On a global scale, a Fed rate cut generally signals a more accommodative stance, reflecting concerns about growth or financial conditions. It can encourage global liquidity and risk-taking, supporting emerging market assets and commodities. However, inflation remains above target, and rate cuts may be viewed cautiously, raising concerns about sustained inflation pressures globally. Trade tensions and tariffs, mentioned as inflationary factors, may complicate the Fed’s move and its effects worldwide.

The expected rate cut reflects concerns about labor market fragility and the need to soften policy from a restrictive stance to support the economy. However, persistent inflation pressures and trade-related cost increases suggest the longer-term efficacy of rate cuts could be limited.

Meanwhile, global markets have been experiencing volatility. The U.S. payroll data for July showed a lower-than-expected expansion of nonfarm payrolls, leading to a tumble in U.S. stocks on Friday. The Dow dropped 1.2 percent, the S&P 500 fell 1.6 percent in its biggest single-day loss since April, and the tech-heavy Nasdaq Composite gave up 2.2 percent. European stocks suffered heavy losses, with the pan-European STOXX 600 index slumping 1.9 percent in its worst session since April. The German DAX plunged 2.7 percent, France’s CAC 40 plummeted 2.9 percent, and the U.K.'s FTSE 100 shed 0.7 percent.

Amidst this, oil prices traded slightly lower after OPEC+ agreed to another large production hike in September. Gold ticked lower after gaining the most in two months on Friday due to increased bets of imminent Federal Reserve rate cuts. Asian markets showed mixed results, with Japan's Nikkei falling nearly 2 percent and Seoul stocks climbing following a steep fall last week.

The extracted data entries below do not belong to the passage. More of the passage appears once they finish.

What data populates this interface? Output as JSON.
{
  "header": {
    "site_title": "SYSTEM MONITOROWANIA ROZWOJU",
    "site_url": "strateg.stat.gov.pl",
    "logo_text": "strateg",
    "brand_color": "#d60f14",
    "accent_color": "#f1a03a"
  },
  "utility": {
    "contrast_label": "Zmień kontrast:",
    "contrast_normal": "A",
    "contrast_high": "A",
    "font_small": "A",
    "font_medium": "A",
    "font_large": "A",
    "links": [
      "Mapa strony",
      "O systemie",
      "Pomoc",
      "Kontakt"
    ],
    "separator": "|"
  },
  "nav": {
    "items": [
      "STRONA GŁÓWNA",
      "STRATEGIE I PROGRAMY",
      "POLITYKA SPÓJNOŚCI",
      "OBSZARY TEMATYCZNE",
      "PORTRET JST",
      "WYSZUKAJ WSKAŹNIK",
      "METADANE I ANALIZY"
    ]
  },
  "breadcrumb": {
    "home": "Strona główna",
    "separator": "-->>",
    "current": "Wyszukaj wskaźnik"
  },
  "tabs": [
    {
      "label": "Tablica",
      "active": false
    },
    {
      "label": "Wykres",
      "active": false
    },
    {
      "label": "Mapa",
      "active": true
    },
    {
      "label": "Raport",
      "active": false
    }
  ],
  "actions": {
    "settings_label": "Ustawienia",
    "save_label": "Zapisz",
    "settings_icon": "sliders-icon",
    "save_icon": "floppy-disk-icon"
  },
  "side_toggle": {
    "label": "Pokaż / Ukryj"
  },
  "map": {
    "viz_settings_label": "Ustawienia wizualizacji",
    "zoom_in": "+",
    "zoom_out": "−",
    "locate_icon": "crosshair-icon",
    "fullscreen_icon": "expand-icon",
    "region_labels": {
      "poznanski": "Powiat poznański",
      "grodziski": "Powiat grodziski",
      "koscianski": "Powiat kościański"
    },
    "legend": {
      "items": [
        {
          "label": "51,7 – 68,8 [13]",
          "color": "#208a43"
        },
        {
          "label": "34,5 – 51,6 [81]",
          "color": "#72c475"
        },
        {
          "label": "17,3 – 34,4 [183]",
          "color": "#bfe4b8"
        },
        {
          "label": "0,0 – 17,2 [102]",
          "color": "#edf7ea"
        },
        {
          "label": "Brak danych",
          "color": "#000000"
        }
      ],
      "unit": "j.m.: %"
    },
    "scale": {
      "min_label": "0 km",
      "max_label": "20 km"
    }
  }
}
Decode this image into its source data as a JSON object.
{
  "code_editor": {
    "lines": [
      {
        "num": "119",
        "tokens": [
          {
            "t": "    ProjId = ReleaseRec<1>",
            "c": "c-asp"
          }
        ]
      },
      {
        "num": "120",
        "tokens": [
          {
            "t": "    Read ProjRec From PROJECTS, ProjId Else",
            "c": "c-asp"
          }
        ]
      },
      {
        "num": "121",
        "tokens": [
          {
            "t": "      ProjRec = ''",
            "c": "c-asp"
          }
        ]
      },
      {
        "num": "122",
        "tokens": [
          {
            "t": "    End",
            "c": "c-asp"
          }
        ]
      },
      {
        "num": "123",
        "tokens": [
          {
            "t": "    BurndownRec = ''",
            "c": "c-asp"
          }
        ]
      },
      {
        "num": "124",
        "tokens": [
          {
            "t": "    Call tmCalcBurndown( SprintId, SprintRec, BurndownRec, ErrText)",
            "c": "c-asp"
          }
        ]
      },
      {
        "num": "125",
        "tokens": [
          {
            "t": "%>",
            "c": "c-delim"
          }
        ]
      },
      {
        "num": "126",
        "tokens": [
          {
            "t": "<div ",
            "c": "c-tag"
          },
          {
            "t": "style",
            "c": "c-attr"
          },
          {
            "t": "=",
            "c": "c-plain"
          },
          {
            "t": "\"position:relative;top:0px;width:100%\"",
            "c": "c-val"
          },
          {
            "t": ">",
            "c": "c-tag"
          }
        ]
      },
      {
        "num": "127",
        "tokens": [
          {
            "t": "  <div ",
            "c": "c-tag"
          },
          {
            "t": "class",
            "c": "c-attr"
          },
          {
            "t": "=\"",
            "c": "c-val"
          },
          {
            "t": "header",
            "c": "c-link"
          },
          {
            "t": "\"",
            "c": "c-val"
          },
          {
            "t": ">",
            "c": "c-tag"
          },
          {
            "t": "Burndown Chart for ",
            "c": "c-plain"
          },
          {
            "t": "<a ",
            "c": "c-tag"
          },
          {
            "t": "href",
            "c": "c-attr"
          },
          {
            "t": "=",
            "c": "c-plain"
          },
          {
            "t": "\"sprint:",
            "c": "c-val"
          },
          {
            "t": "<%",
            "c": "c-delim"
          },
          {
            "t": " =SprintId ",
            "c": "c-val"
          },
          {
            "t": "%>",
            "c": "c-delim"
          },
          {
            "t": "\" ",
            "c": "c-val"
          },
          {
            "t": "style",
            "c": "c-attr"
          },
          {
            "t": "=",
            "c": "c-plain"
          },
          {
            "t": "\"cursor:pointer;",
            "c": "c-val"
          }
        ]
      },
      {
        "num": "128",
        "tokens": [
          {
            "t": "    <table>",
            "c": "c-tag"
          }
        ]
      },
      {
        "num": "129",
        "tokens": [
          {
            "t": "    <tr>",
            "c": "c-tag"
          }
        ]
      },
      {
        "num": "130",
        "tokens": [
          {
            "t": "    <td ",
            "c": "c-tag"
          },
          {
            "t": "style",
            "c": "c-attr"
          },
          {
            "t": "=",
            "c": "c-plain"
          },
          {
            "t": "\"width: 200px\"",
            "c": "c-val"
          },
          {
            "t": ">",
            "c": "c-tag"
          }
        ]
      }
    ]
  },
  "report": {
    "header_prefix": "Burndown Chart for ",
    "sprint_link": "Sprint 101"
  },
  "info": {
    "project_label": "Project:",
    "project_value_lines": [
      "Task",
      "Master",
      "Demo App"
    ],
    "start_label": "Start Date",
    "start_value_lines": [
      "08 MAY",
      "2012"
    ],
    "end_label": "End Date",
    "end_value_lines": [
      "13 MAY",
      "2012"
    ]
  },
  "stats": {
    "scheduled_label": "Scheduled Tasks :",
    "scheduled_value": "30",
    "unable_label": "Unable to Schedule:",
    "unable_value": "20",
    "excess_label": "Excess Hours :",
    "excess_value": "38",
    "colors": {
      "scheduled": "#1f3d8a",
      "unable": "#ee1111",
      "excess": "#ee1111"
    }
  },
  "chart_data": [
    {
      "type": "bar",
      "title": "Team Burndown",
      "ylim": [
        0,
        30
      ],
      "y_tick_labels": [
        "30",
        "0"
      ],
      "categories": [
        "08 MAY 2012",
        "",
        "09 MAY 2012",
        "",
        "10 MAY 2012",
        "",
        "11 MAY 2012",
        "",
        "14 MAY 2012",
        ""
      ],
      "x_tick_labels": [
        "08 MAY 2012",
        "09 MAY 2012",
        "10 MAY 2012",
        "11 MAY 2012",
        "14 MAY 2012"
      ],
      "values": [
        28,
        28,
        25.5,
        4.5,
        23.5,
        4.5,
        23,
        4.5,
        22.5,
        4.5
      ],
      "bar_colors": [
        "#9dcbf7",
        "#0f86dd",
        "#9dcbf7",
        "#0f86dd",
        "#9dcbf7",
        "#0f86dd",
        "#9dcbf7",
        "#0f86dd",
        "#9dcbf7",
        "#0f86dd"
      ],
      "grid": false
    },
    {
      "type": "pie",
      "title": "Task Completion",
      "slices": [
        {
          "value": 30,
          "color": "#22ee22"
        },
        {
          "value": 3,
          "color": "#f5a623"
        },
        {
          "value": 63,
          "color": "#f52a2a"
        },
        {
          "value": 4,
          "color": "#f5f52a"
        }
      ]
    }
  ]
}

There is division among economists regarding whether the RBI's monetary policy board will continue cutting rates amid U.S. tariff shock and growth risks. Media reports suggest that India will continue purchasing cheap oil from Russia despite potential penalties from U.S. President Trump.

In summary, the expected Fed rate cut can provide temporary monetary stimulus amid inflation and geopolitical uncertainties. However, its longer-term efficacy may be limited due to persistent inflation pressures and trade-related cost increases. Indian markets are expected to open positively on Monday, following two consecutive sessions of losses.

The anticipated U.S. Federal Reserve rate cut could potentially lower borrowing costs globally, which might boost investment and stock markets within India's business sector. In the global finance scene, a more accommodative Fed stance can encourage global liquidity and risk-taking, supporting emerging market assets.